Times changed quickly in the early 1980's, and 1980 to 1983 had been a black period for American constructors, with GM and Ford uncertain, AMC only escaping after the intervention of Renault, and Chrysler surviving thanks to new boss Lee Iacocca and what seemed like a miracle. In all, the American industry recorded losses of $42 billion during the period!
Yet 1984 showed an incredible turn-around; profits for the first quarter were $6.5 billion, GM and Ford saw their profits rise by 60-70%, 150,000 laid-off workers had been re-hired and Ford president Philip Caldwell's total of salary and benefits for 1983 was no less than $7.3 million, arguably at a time when executive renumeration really did have link to performance rather than out-and-out greed. The revival was general, covering both production levels and sales on the domestic market. Both rose by 25%, and the improved situation put the USA back on course towards the position of the world's number one car maker.

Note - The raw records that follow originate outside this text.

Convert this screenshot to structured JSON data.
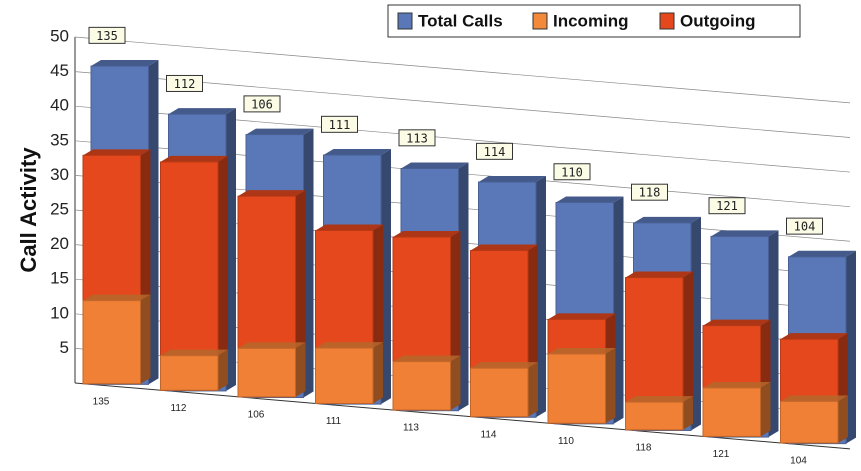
{
  "chart_data": {
    "type": "bar3d",
    "y_label": "Call Activity",
    "categories": [
      "135",
      "112",
      "106",
      "111",
      "113",
      "114",
      "110",
      "118",
      "121",
      "104"
    ],
    "series": [
      {
        "name": "Total Calls",
        "color": "#5a78b8",
        "values": [
          46,
          40,
          38,
          36,
          35,
          34,
          32,
          30,
          29,
          27
        ]
      },
      {
        "name": "Incoming",
        "color": "#f28a3a",
        "values": [
          12,
          5,
          7,
          8,
          7,
          7,
          10,
          4,
          7,
          6
        ]
      },
      {
        "name": "Outgoing",
        "color": "#e5481c",
        "values": [
          33,
          33,
          29,
          25,
          25,
          24,
          15,
          22,
          16,
          15
        ]
      }
    ],
    "ylim": [
      0,
      50
    ],
    "yticks": [
      5,
      10,
      15,
      20,
      25,
      30,
      35,
      40,
      45,
      50
    ],
    "grid": true,
    "legend": "top-right"
  }
}
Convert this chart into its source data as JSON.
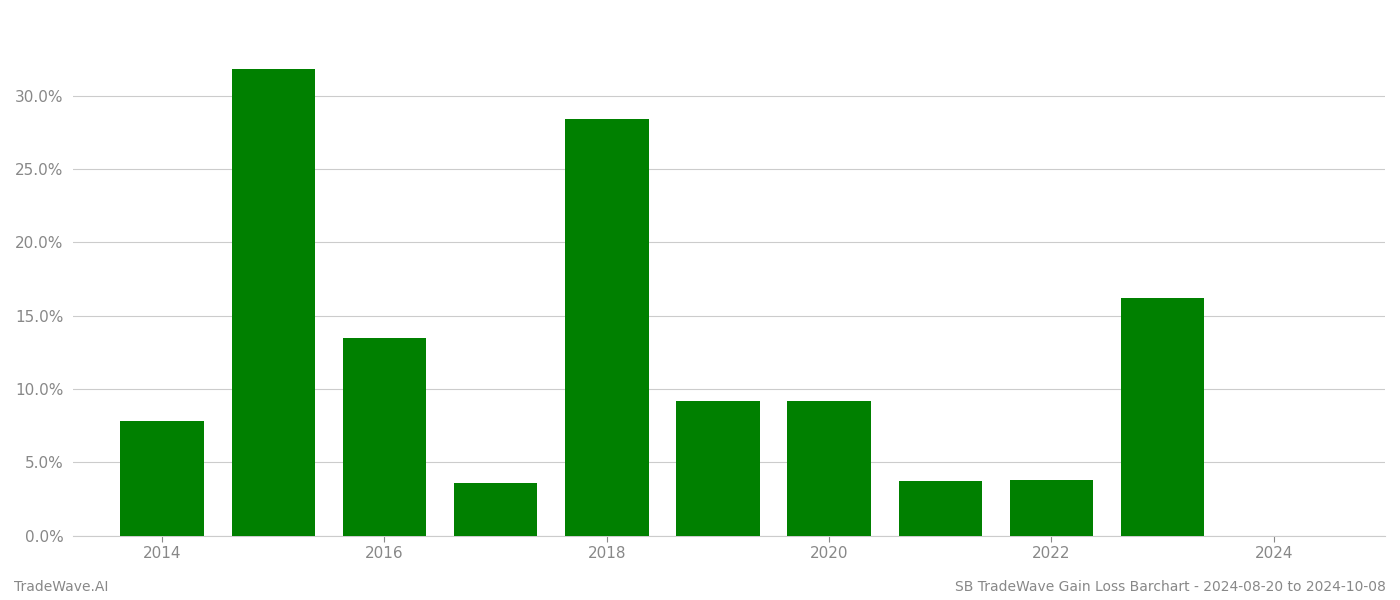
{
  "years": [
    2014,
    2015,
    2016,
    2017,
    2018,
    2019,
    2020,
    2021,
    2022,
    2023,
    2024
  ],
  "values": [
    0.078,
    0.318,
    0.135,
    0.036,
    0.284,
    0.092,
    0.092,
    0.037,
    0.038,
    0.162,
    0.0
  ],
  "bar_color": "#008000",
  "background_color": "#ffffff",
  "grid_color": "#cccccc",
  "ylabel_color": "#888888",
  "xlabel_color": "#888888",
  "ylim": [
    0.0,
    0.355
  ],
  "yticks": [
    0.0,
    0.05,
    0.1,
    0.15,
    0.2,
    0.25,
    0.3
  ],
  "xtick_positions": [
    2014,
    2016,
    2018,
    2020,
    2022,
    2024
  ],
  "xtick_labels": [
    "2014",
    "2016",
    "2018",
    "2020",
    "2022",
    "2024"
  ],
  "footer_left": "TradeWave.AI",
  "footer_right": "SB TradeWave Gain Loss Barchart - 2024-08-20 to 2024-10-08",
  "footer_color": "#888888",
  "footer_fontsize": 10,
  "tick_fontsize": 11,
  "bar_width": 0.75,
  "xlim_left": 2013.2,
  "xlim_right": 2025.0
}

In a market that was moving back towards large cars, Renault's associate AMC met difficulties in maintaining the sales of its Renault II clone, the Alliance, but fortunately Jeep sales improved and maintained the company's profitability. Although inflation and unemployment were almost mastered in America, the country's budget deficit remained enormous, and the American constructors were worried about a rise in the quotas of imported Japanese cars. The result was an increase in the number of joint operations similar to GM's "Saturn" project, envisaging the production of small cars in co-operation with the Orient, just in case.
Nevertheless, the situation was well in hand by 1984, with a number of solid relationships between American and Japanese companies; Ford with Mazda, Chrysler with Mitsubishi, and GM with Isuzu and Suzuki as well as the "deal of the century" with Toyota, which sealed the association between the first and third largest car-makers in the world to set up an operation in California to produce 250,000 Corolla-type cars per year starting in 1986.
In addiition, Ford and GM also controlled a quarter of the sales in Europe through their wholly-owned subsidiaries, and in Stuttgart, Paris and Turin there were those who feared that the Americans' massive profits would mean that the world's
automobile manufacturing capital would not be Tokyo but Detroit. And if a dismantling of America's tariff barriers lead to an invasion of the home market by the Japanese, the American manufacturers had already made their plans to start production in South-East Asia, where labour costs were roughly half what they were in America.